Amending Minnesota birth certificates
One of the most important documents many people want to have list their correct sex is their birth record.
The Minnesota Department of Health (MDH) is responsible for making the corrections to birth records. MDH has an administrative process available for amending birth records, including items such as name and sex. Individuals seeking to change information listed on their record should download and complete the amendment-application form, enclose needed supporting documentation, and mail with the administrative fee to MDH (address on form).
To change the sex on one’s birth record, MDH requests that you enclose with your application an "ACT letter" from a doctor. With respect to changing the name on one’s birth record, under Minnesota law, a person who has changed their name by court order is entitled to an amended birth record, showing their new name, by enclosing a certified copy of the order. Requests to change information on minors’ birth records may be made by a parent or guardian. These options are available to anyone with a Minnesota birth record, regardless of where they currently live.
Minnesota residents born elsewhere should consult the requirements of their state of birth. For a summary of information about other states' requirements for amending birth records, click here. If a person’s state of birth requires a court order, the person may petition the court in their county of residence in Minnesota for an order directing the amendment of out-of-state records.
State district court judges in Minnesota have authority under Minnesota Statute 144.218 to order amendments to birth records if the judge finds that the information on the old record is "incomplete, inaccurate, or false." Though the statute is not specific on this point, many judges have used it as the basis for orders directed at authorities in other states. Many people have been able to demonstrate to judges' satisfaction that the sex information on their initial birth record is "incomplete, inaccurate, or false", by documenting through a letter from their doctor that they have experienced permanent, irreversible physical changes as part of their transition. Be aware that not all judges interpret the statute the same way. If you are going before before a judge, you should bring this document about Judicial Training on Birth Certificate Changes.
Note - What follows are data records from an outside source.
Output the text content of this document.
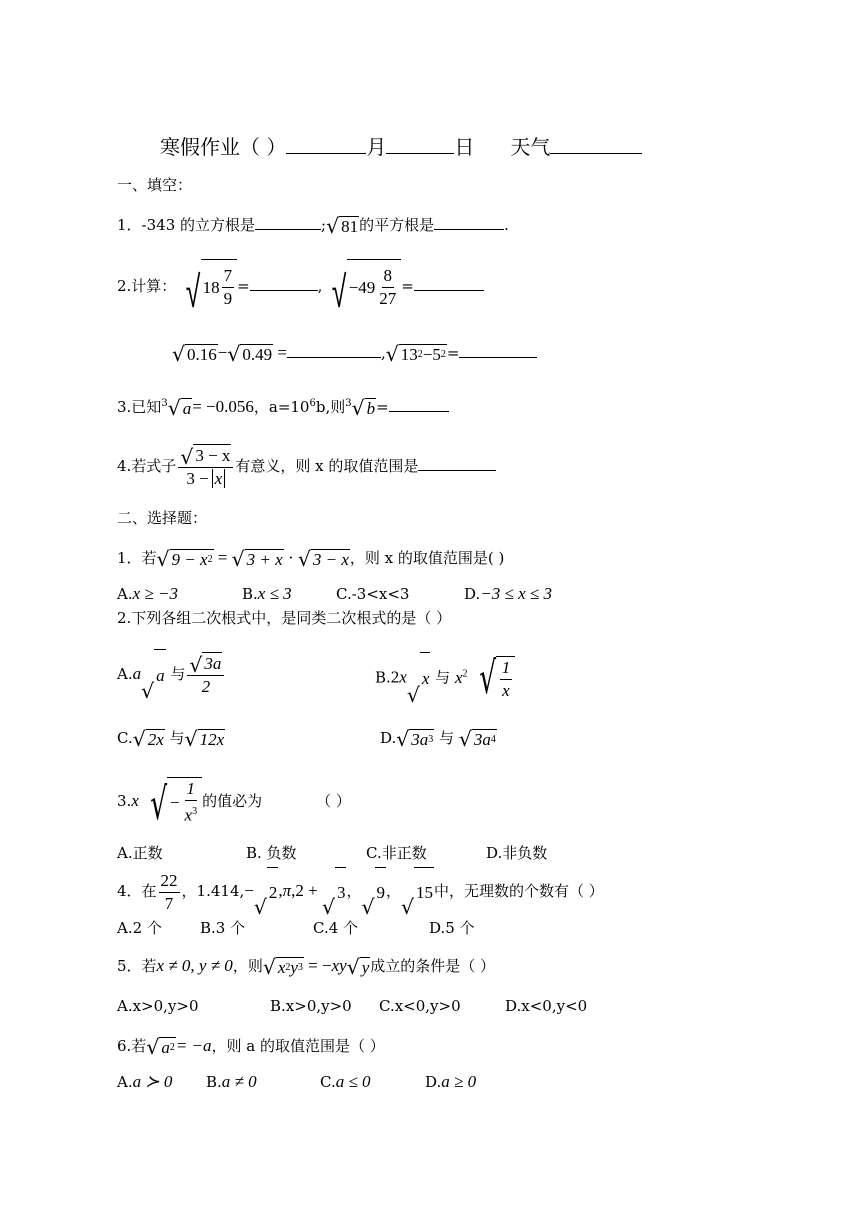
寒假作业（ ）	月	日 天气
一、填空：
1．-343 的立方根是	; √ 81 的平方根是	.
2.计算： √ $18 \frac{7}{9}$ =	, √ $-49 \frac{8}{27}$ =
√ 0.16 − √ 0.49 =	, √ 13 2 − 5 2 =
3.已知$^3$ √ a = −0.056，$a=10^6b$,则$^3$ √ b =
4.若式子 $\frac{√ 3 - x}{3 - x}$ 有意义，则 x 的取值范围是
二、选择题：
1．若 √ 9 − x 2 = √ 3 + x · √ 3 − x ，则 x 的取值范围是( )
A.x ≥ −3	B.x ≤ 3	C.-3<x<3	D.−3 ≤ x ≤ 3
2.下列各组二次根式中，是同类二次根式的是（ ）
A.a
√
a 与 $\frac{√ 3 a}{2}$	B.2x
√
x 与 $x^2$ √ $\frac{1}{x}$
C. √ 2 x 与 √ 12 x	D. √ 3 a 3 与 √ 3 a 4
3.x √ − $\frac{1}{x^3}$ 的值必为	（ ）
A.正数	B. 负数	C.非正数	D.非负数
4．在 $\frac{22}{7}$ ，1.414,−
√
2 ,π,2 +
√
3 ，
√
9 ，
√
15 中，无理数的个数有（ ）
A.2 个	B.3 个	C.4 个	D.5 个
5．若x ≠ 0, y ≠ 0，则 √ x 2 y 3 = −xy √ y 成立的条件是（ ）
A.x>0,y>0	B.x>0,y>0 C.x<0,y>0	D.x<0,y<0
6.若 √ a 2 = −a，则 a 的取值范围是（ ）
A.a ≻ 0 B.a ≠ 0	C.a ≤ 0	D.a ≥ 0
People considering petitioning a state district court judge for an order amending a birth record would be well-advised to consult an attorney in the drafting of sufficient petitions and proposed orders. For information on attorneys who may be able to assist contact the OutFront Minnesota Legal Program at email@example.com.
The ACT Letter
Currently, transgender Minnesotans seeking to correct the sex information listed on driver’s licenses/State ID cards, birth records, passports, immigration papers, or with Social Security may do so by submitting a letter from a doctor attesting to “appropriate clinical treatment” (“ACT”) for gender dysphoria. This approach is based on standards and recommendations of the World Professional Association for Transgender Health (WPATH), which is recognized as the authority in this field by the American Medical Association.
For these purposes, MDs or DOs (from any number of specialties as well as from general practitioners) qualify as licensed physicians. Statements from persons who are not licensed physicians, such as psychologists, physician assistants, nurse practitioners, social workers, health practitioners, or chiropractors, are generally not accepted.
The medical certification should include the following information:
● Physician’s full name;
● Medical license or certificate number;
● Issuing state, country, or other jurisdiction of medical license/certificate;
● Drug Enforcement Administration registration number assigned to the doctor or comparable foreign registration number, if applicable;
● Address and telephone number of the physician;
● Language stating that that the individual has had appropriate clinical treatment for gender transition to the new gender (male or female);
● Language stating that he/she has either treated the applicant in relation to the applicant’s change in gender OR has reviewed and evaluated the medical history of the applicant in relation to the applicant’s change in gender, AND that he/she has a doctor/patient relationship with the applicant
● Physician’s signature and date of signature
These guidelines adapted from memo issued by the US Customs and Immigration Service, provided by Immigration Equality.